Persons suffering from acute psychotic episodes associated with rage are the third group. In such cases, the expert explains, the dismemberment is often done in a fit of psychotic rage or to conceal the crime.

‘Introverted but Deviant’

Natee Jitsawang, a criminologist told the Nation that murderers who dismember their victims’ bodies frequently exhibit other deviant behaviour and a proclivity for excessive cruelty.

He stated that such people may appear normal in everyday situations despite being introverted. Natee agreed that dismemberment murders were frequently linked to the killer’s professional experience or childhood trauma.

The 5 Motives Behind Dismemberment

Helinä Häkkänen-Nyholm, Eila Repo-Tiihonen, and other Finnish academic colleagues published one of the definitive pieces of research on this type of gruesome killing in a paper titled ‘Homicides with Mutilation of the Victim’s Body’ in the prestigious ‘Journal of Forensic Sciences.’

A report by Huffpost UK explains that according to the researchers, there are five types of homicidal mutilation; the most common is referred to as ‘defensive‘ by Forensic Specialists because the motive is to assist in hiding or moving the body, getting rid of evidence, or making identification of the victim more difficult.

The second most likely motive or category for this type of mutilation murder is ‘aggressive’ – where the killing and mutilation are caused by the same aggressive strong emotions, they are part of the same emotional motivation. A subset of this type could be where dismemberment is the actual cause of death, such as dismemberment as a form of torture.

The third most common type of mutilation is what is known as a ‘offensive’ mutilation, in which the dismemberment is the true purpose of the murder all along, and this includes lust and necro-sadistic murders. Those motivated primarily by sexual desires mutilate the corpse in distinctive ways, such as severing genital organs or breasts, the report states. Some offenders extract abdominal organs via the disfigured genital tract. Strangling appears to be a common method of death in this type of homicide.

In the fourth category are ‘psychotic’ murders, in which the perpetrator has lost touch with conventional reasoning and perceptual reality, so that they may hear voices or suffer from bizarre delusions. The fifth type of dismemberment refers to the types of killings associated in the modern world with organised crime, such as the Mafia, in which mutilation or dismemberment is used to send a message to others – in this case, the murder is also a form of communication – a warning or threat.

A Famous Indian Dismemberment Case

Raja Kolandar, a serial killer who killed and dismembered his victims in 2001, made headlines with the gruesome nature of his crime.

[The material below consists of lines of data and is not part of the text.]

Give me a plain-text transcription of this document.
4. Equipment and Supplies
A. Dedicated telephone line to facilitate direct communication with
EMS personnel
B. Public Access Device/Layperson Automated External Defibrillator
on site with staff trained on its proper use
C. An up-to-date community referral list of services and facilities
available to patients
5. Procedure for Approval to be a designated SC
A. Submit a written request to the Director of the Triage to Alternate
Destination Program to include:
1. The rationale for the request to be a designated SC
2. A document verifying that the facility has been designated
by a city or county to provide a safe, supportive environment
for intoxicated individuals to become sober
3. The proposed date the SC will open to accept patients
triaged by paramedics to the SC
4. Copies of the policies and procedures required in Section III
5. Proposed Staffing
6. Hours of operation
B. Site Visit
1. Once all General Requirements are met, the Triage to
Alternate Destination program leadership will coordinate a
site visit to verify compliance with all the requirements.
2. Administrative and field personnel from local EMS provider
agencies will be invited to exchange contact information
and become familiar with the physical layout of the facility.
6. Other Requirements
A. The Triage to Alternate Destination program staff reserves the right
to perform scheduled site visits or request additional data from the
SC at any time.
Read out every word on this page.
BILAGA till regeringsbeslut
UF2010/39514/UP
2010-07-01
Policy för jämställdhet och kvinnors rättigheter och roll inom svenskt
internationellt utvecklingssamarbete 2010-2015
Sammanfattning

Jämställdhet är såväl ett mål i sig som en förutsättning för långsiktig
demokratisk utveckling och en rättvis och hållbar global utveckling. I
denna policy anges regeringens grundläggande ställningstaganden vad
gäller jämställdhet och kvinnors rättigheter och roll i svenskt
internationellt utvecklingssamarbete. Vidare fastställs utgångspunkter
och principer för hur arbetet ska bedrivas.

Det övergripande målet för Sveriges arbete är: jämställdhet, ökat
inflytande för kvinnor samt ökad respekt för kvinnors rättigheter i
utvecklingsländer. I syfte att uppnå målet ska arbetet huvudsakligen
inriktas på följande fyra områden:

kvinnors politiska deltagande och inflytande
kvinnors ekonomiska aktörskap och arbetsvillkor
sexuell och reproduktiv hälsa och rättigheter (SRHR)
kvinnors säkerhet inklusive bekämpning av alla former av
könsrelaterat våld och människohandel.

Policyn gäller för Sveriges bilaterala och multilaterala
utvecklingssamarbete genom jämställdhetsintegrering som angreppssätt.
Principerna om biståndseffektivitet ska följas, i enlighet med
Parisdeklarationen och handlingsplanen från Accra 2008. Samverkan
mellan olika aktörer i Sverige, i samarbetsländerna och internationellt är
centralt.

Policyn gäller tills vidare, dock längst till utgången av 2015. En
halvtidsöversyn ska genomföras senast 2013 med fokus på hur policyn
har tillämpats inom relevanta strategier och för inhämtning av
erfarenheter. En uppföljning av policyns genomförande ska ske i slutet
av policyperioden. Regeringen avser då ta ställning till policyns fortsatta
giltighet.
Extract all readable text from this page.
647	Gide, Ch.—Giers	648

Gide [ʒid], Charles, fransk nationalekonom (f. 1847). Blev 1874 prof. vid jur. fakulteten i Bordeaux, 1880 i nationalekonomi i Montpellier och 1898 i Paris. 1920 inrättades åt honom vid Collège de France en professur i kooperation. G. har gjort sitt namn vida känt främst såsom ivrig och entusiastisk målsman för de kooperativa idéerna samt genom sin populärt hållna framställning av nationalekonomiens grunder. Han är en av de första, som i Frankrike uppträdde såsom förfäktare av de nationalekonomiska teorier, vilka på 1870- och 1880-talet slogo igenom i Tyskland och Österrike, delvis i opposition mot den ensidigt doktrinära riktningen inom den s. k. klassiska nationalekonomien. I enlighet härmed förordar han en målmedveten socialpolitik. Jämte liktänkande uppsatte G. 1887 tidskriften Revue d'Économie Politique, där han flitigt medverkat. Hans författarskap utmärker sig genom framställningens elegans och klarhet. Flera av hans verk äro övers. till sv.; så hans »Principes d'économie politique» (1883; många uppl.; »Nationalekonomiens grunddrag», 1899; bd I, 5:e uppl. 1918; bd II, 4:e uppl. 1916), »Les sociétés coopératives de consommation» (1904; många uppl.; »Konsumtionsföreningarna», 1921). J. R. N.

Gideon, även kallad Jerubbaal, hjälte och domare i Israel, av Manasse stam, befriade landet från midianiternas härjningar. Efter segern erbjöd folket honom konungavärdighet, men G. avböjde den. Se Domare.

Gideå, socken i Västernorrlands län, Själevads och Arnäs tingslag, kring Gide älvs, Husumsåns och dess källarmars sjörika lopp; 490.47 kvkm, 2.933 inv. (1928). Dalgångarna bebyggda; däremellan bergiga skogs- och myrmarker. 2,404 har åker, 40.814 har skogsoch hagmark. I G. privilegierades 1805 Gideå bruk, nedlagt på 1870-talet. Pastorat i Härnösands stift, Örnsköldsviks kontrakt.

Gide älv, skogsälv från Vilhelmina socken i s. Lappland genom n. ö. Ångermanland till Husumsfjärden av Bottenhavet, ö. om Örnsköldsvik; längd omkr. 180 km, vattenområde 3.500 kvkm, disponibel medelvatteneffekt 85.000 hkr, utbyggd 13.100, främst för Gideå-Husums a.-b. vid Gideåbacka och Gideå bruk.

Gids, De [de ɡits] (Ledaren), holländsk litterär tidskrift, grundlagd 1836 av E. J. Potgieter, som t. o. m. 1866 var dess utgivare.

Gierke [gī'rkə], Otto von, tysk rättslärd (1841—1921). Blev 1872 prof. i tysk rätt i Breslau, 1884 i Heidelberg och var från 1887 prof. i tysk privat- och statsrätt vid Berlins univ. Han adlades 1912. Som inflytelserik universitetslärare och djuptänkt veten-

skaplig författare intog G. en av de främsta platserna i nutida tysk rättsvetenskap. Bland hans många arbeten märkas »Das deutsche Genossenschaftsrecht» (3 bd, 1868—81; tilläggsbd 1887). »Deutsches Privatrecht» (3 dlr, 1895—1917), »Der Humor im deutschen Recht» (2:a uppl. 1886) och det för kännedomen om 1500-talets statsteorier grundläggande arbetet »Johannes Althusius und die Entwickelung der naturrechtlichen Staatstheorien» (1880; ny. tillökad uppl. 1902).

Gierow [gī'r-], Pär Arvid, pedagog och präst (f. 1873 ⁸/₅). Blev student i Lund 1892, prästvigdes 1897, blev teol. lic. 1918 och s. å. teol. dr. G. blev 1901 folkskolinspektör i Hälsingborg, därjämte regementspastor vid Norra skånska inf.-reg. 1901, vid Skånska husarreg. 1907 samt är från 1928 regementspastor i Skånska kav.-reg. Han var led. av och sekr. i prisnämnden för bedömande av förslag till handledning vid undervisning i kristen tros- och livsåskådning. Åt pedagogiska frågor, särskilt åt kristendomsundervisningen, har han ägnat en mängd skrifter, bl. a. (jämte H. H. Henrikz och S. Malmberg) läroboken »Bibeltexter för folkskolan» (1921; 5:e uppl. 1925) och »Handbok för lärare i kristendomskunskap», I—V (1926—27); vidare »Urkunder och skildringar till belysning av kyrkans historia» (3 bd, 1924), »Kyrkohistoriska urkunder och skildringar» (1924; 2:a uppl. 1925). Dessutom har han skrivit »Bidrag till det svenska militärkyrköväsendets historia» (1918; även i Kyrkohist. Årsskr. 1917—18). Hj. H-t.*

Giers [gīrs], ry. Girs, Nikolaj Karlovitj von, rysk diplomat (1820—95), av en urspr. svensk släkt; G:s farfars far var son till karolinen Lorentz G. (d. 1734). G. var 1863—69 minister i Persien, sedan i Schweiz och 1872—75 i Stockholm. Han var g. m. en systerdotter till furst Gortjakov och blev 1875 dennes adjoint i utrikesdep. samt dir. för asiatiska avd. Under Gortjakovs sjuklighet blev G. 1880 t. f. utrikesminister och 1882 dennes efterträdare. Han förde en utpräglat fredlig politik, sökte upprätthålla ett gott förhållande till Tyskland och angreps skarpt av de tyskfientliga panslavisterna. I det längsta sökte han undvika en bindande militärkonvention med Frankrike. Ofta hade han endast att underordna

According to a Times of India report, police discovered that he used to kill people over trivial matters, dismember their bodies, and dispose of the body parts in lakes, rivers, and forests. In most cases, however, he kept the head to “eat the brain” and then hung the skulls as a trophy in his house.

Explaining the convict’s psychology, Dr. Rajat Mitra, a clinical psychologist told the Sparrow that he lived in a ‘imagined reality’ in which the reality of being oppressed clashed with his imagination of taking control of it, resulting in his core personality.

This falls in the fourth category of the psychotic murders mentioned above, where the killer loses touch with his reality, and falls victim to his own imaginings.